TIME: 50-60 mins. (it depends on the number of students; with 15 it takes approximately 50 mins.)

PREPARATION: A set of questions appropriate to the students' age and interest

LESSON OUTLINE:

1. Give each student one question, e.g. a) Have you ever been involved in a car accident? b) What puts you off people? c) What toy did you long for as a child that you did not get? d) If you worked in a zoo what animal would you like to look after? Etc.
2. Get the students to mill and ask as many people as possible the question that they have been given. Tell the students to make notes on what each person says.
3. After about ten minutes they are each given the name of a different student in the class.
4. They have to mill again asking for the information about the particular student, e.g. Anna: Steven, did you talk to Linda?

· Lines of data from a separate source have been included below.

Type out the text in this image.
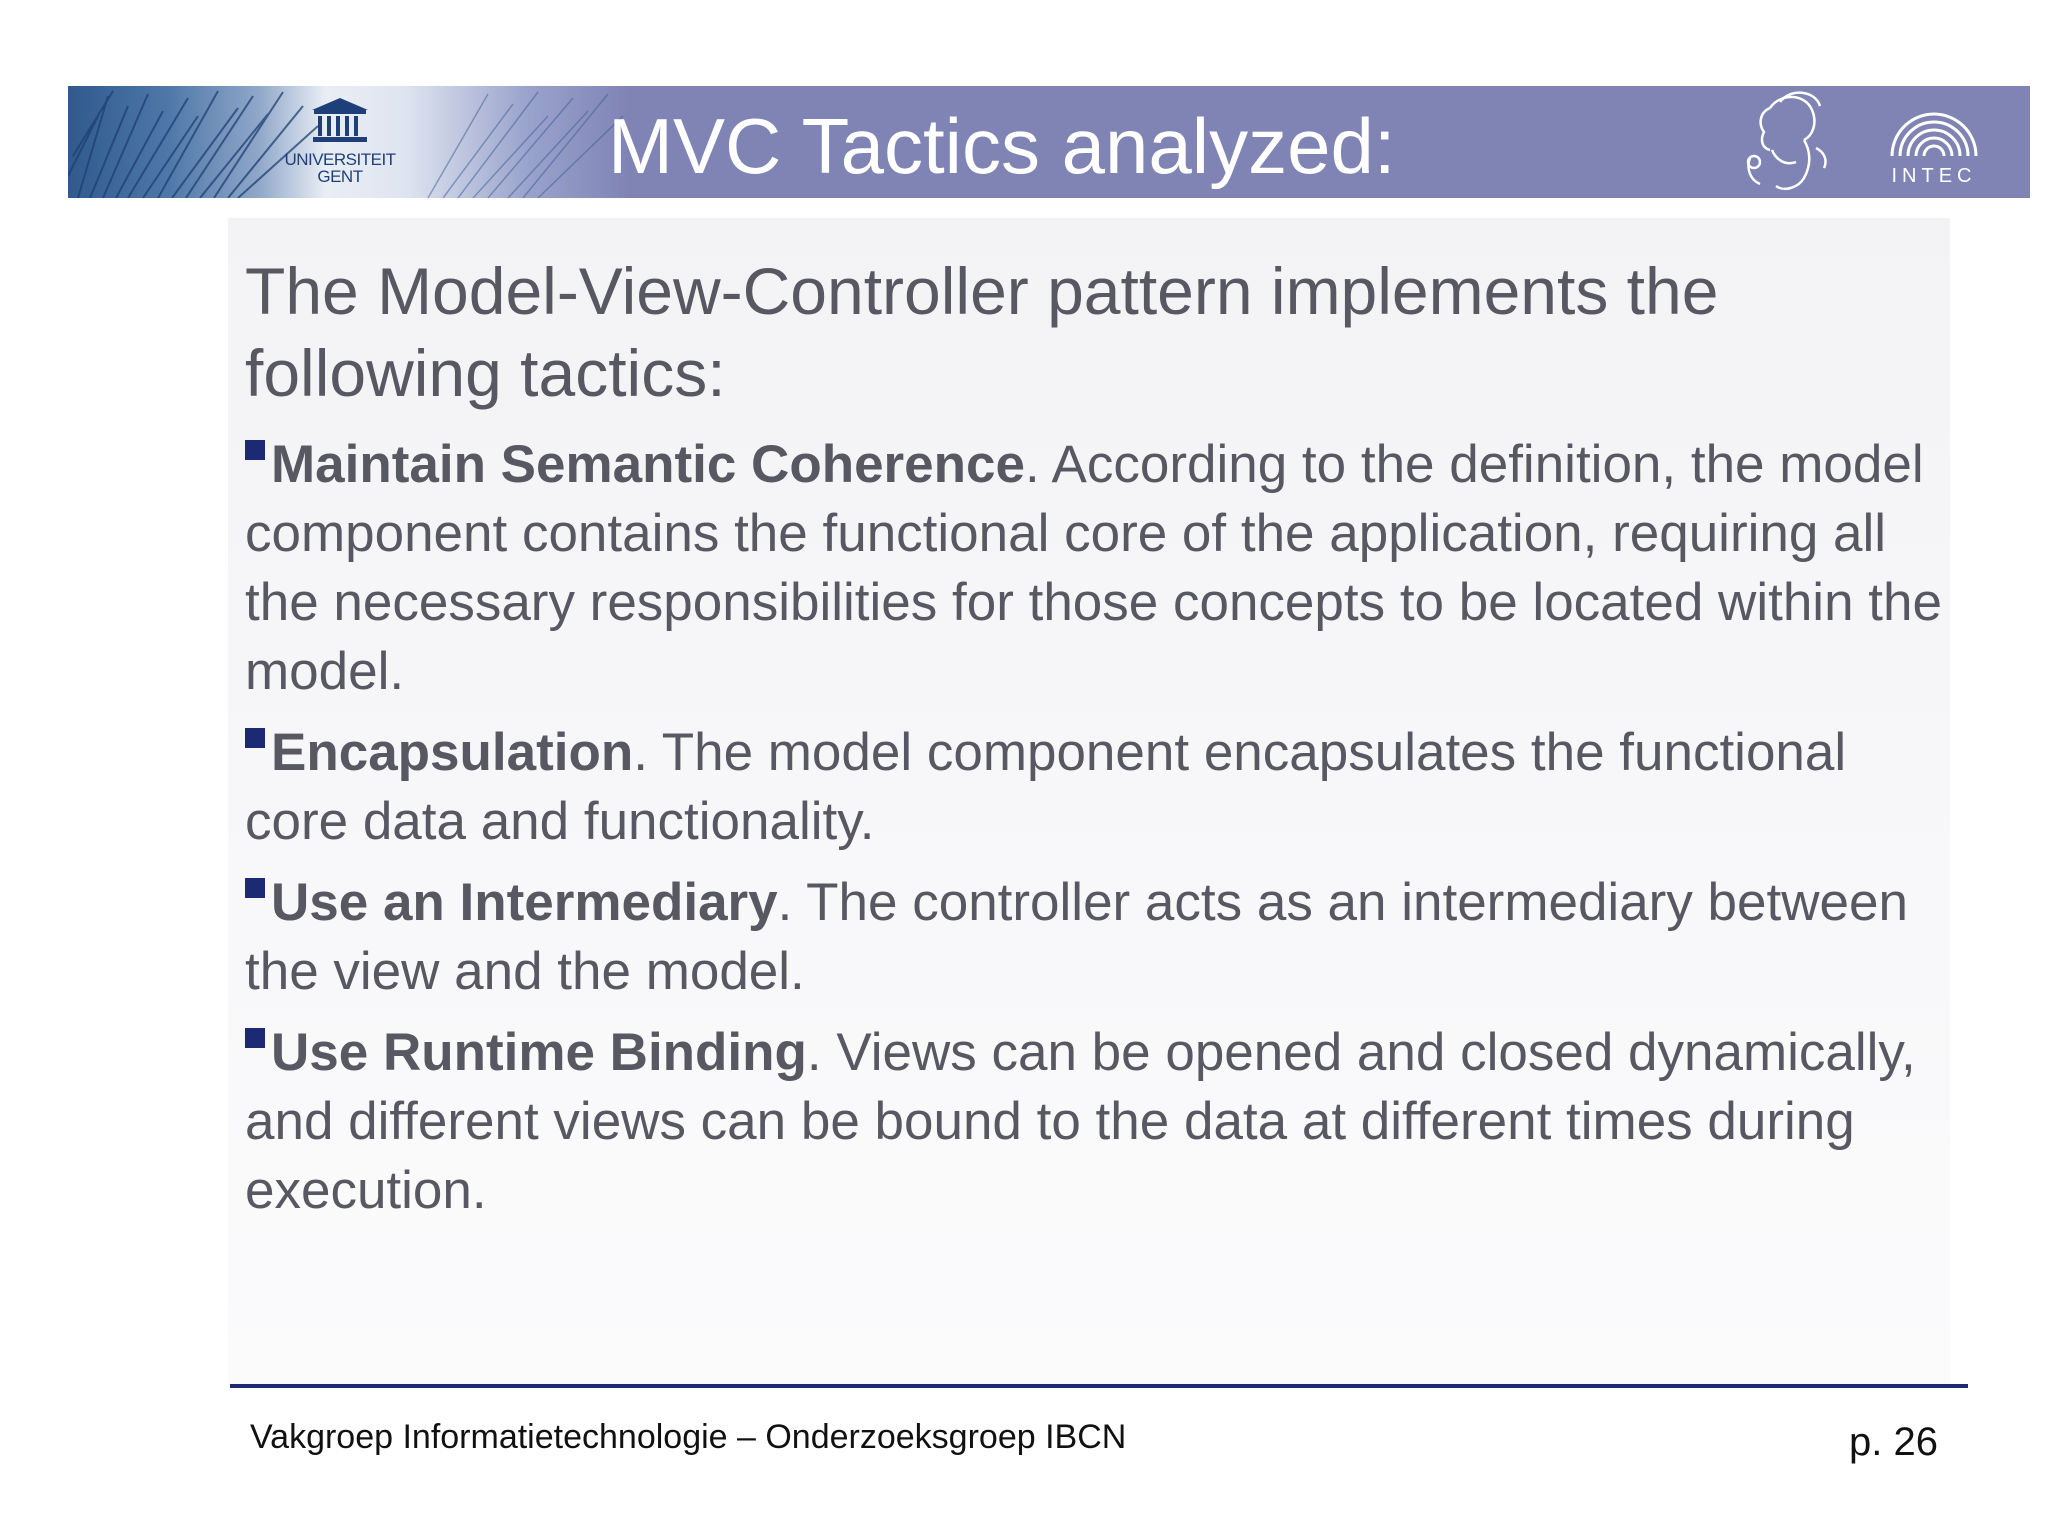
UNIVERSITEIT
GENT	MVC Tactics analyzed:	INTEC

The Model-View-Controller pattern implements the following tactics:

Maintain Semantic Coherence. According to the definition, the model component contains the functional core of the application, requiring all the necessary responsibilities for those concepts to be located within the model.

Encapsulation. The model component encapsulates the functional core data and functionality.

Use an Intermediary. The controller acts as an intermediary between the view and the model.

Use Runtime Binding. Views can be opened and closed dynamically, and different views can be bound to the data at different times during execution.

Vakgroep Informatietechnologie – Onderzoeksgroep IBCN	p. 26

Steven: Yes, I asked her if had ever been in a car accident. Anna: What did she say? Steven: She said she had been involved as a passenger last year, but nobody was hurt. And did you talk to Jens? Anna: Yes, asked him what puts him off people, and he said ….
They have about 10-15 minutes to collect as much information as possible about "their" student. Encourage them to make notes.
5. They then read and order their and write a profile of "their" student. This stage of the activity lends itself to homework and the next lesson you can put the profiles up round the room or collect them and produce a class book.